Fergus asked, and was answered. “Completeness? That’s us?” and Ean heard strong agreement and an equally strong sense of the void.
“Completing the void,” a dispirited Fergus said when they gave up half an hour later. “How?” He sat down and rested his chin on his hands. “Maybe there’s no human equivalent for line seven. I mean, they are alien, and the aliens have two brains.”
That was theory only, for no one had been able to dissect an alien yet. The ship crew were in stasis, like those of the crazy ship Balao. No one knew if the humans on the Balao were dead yet, so how could they know if the aliens were?
Ean shivered, trying not to think about crazy ships.
“Or some other part of their body,” Fergus said. “Something humans don’t have an equivalent of.”
Fergus didn’t normally get depressed.
“We didn’t think line eight had a human use either,” Ean said. “We know now. Seven will come, Fergus.”
“Do we even know what line eight does, really? Sure, it protects the ship, but define protection. You say it’s security, but security for what? Are we misinterpreting that, too?”
“When I talk to the eights, I get a feeling of—” How did Ean say this in words? It was easy in his mind, where words and thoughts jumbled with the other senses. “I get a feeling of protection. As if that’s what the line’s job is. To protect.”
Was Fergus right? Was Ean assuming it was security because the eights protected their ships? After all, humans had spent five hundred years pushing the lines straight when they could have been communicating with them. “Who knows?” he said. “We could be wrong.”
“That’s comforting, at least,” Fergus said, and Ean could hear through the lines that he did find it comforting.
“We’ll work it out one day,” Ean said. “Completing the void, and when we do, it will be so obvious, we’ll wonder why we didn’t understand it.”
* * *
WHEN Ean arrived in the workroom-cum-office after dinner that night, Michelle was standing at Abram’s desk, staring at the main screen. Admiral Orsaya and Abram—both currently on Confluence Station—were on the comms.
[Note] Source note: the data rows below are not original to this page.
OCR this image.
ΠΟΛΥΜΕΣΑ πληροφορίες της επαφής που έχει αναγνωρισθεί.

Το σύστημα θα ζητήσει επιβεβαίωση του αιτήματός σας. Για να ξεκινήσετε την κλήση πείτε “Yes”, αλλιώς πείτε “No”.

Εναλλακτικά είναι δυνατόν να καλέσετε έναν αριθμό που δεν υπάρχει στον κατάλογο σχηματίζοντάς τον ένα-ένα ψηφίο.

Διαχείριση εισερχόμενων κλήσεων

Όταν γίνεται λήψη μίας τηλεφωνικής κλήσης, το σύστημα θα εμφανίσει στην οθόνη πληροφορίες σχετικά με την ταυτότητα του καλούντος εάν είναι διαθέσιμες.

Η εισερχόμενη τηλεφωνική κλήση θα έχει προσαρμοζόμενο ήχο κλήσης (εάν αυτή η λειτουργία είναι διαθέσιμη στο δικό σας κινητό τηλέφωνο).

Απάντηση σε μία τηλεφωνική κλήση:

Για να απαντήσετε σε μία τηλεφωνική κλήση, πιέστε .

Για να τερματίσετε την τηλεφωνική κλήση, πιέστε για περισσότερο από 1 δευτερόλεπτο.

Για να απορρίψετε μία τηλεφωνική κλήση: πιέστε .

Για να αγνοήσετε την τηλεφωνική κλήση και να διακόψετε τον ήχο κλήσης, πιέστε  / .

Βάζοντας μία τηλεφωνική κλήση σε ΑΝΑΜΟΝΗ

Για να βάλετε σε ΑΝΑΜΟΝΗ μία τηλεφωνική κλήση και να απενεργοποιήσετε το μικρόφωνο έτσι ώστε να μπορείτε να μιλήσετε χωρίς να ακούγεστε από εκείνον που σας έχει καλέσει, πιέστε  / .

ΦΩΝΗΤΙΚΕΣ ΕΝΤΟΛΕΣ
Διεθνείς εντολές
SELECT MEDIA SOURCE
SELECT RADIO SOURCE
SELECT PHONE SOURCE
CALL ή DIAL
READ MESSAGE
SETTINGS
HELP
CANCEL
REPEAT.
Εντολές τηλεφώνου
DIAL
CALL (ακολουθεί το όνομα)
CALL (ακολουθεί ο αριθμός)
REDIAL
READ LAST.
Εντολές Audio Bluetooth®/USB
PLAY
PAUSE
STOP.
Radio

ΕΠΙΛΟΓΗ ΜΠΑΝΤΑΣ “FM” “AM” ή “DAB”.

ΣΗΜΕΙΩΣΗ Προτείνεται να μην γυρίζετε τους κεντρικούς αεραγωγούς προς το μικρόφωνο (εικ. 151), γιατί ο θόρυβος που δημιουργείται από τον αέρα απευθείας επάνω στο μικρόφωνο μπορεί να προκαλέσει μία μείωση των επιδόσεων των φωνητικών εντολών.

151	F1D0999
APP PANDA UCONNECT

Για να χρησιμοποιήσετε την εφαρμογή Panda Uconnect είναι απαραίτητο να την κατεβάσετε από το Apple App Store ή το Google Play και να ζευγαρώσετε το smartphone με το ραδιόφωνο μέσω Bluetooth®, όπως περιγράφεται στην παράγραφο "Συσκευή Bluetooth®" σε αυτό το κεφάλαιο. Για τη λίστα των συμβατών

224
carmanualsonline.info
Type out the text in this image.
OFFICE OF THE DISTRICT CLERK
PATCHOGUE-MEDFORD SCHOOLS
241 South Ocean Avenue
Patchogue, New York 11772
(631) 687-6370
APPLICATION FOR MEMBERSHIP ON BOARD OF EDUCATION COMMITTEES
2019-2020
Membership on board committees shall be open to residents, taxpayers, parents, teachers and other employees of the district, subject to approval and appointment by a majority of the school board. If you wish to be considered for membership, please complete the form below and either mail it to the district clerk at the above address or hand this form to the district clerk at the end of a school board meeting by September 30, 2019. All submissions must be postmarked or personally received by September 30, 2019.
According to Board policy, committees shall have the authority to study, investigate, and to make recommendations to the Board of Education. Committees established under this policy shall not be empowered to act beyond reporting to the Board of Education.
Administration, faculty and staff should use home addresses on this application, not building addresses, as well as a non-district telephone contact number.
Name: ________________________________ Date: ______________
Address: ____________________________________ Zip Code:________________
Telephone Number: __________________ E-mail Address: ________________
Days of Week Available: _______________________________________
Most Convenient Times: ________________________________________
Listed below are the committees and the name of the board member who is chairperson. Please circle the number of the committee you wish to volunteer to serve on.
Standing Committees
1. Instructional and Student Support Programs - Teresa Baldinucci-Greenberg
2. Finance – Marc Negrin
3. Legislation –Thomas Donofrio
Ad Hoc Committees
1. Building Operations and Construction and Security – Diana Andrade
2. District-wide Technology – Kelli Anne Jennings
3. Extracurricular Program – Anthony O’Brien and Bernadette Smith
“The debris has the same characteristic pattern of the weapon that took out the Kari Wang two months ago,” Orsaya said. “Chopped into pieces, as if multiple shearing forces at right angles had acted on the ship.”
The attack on the Kari Wang had tipped the temporary uneasy peace into outright war.
Katida and Orsaya and a dozen other military personnel had discussed it in gruesome detail the day after it had happened. How cleanly the edges had been cut, how the two-meter intervals were smaller than any known ship compartment, so no matter where the field cut, it would always kill everyone on ship. If not from the initial shear, then from the immediate loss of air afterward.
“Impressive,” everyone had agreed.
“The problem is,” Orsaya had said, “Gate Union doesn’t have a weapon like that. At least, they didn’t nine weeks ago.”
Orsaya was Yaolin, one of the twenty worlds in the New Alliance that had come from Gate Union.
“What about the weapons the Kari Wang was testing?” Katida had asked.
Orsaya hadn’t said an outright no, but she’d shaken her head doubtfully.
After that, they’d gotten on to the detail of the space suit Captain Kari Wang had been wearing at the time. The captain’s legs had been sheared off in the wave, but the design of the suit had allowed it to seal and stop the bleeding. It was Nova Tahitian built, and had kept her alive for two days until the medship arrived.
That discussion had been even more gruesome than the one about the weapon itself. Ean had tuned out, but everyone was well pleased with the design of the suit. Some of the admirals had said they might look into that brand for their own fleets. Anything that kept someone with such catastrophic damage alive long enough to be rescued was good, in their opinion.
“This ship, the Buttress Flyer, carried a research crew of twenty—headed by one Professor Gerrard—from the University of Ruon,” Orsaya said now to Michelle and Abram. “They were investigating dark matter on the edge of intergalactic space, running experiments and beaming the data back, which is how we come to have this feed.”
On-screen, Ean could see the black of space with a thin sprinkling of stars.
There were two feeds. The first from the bridge, where the captain was saying to his navigator, “I swear I will never work with university people again. You know what that idiot wanted today. Fresh fruit. Out here in the middle of nowhere. When he won’t let us jump anywhere because it might ruin his experiment.”
“More likely because he’s too tight to pay the jump fee,” the navigator said.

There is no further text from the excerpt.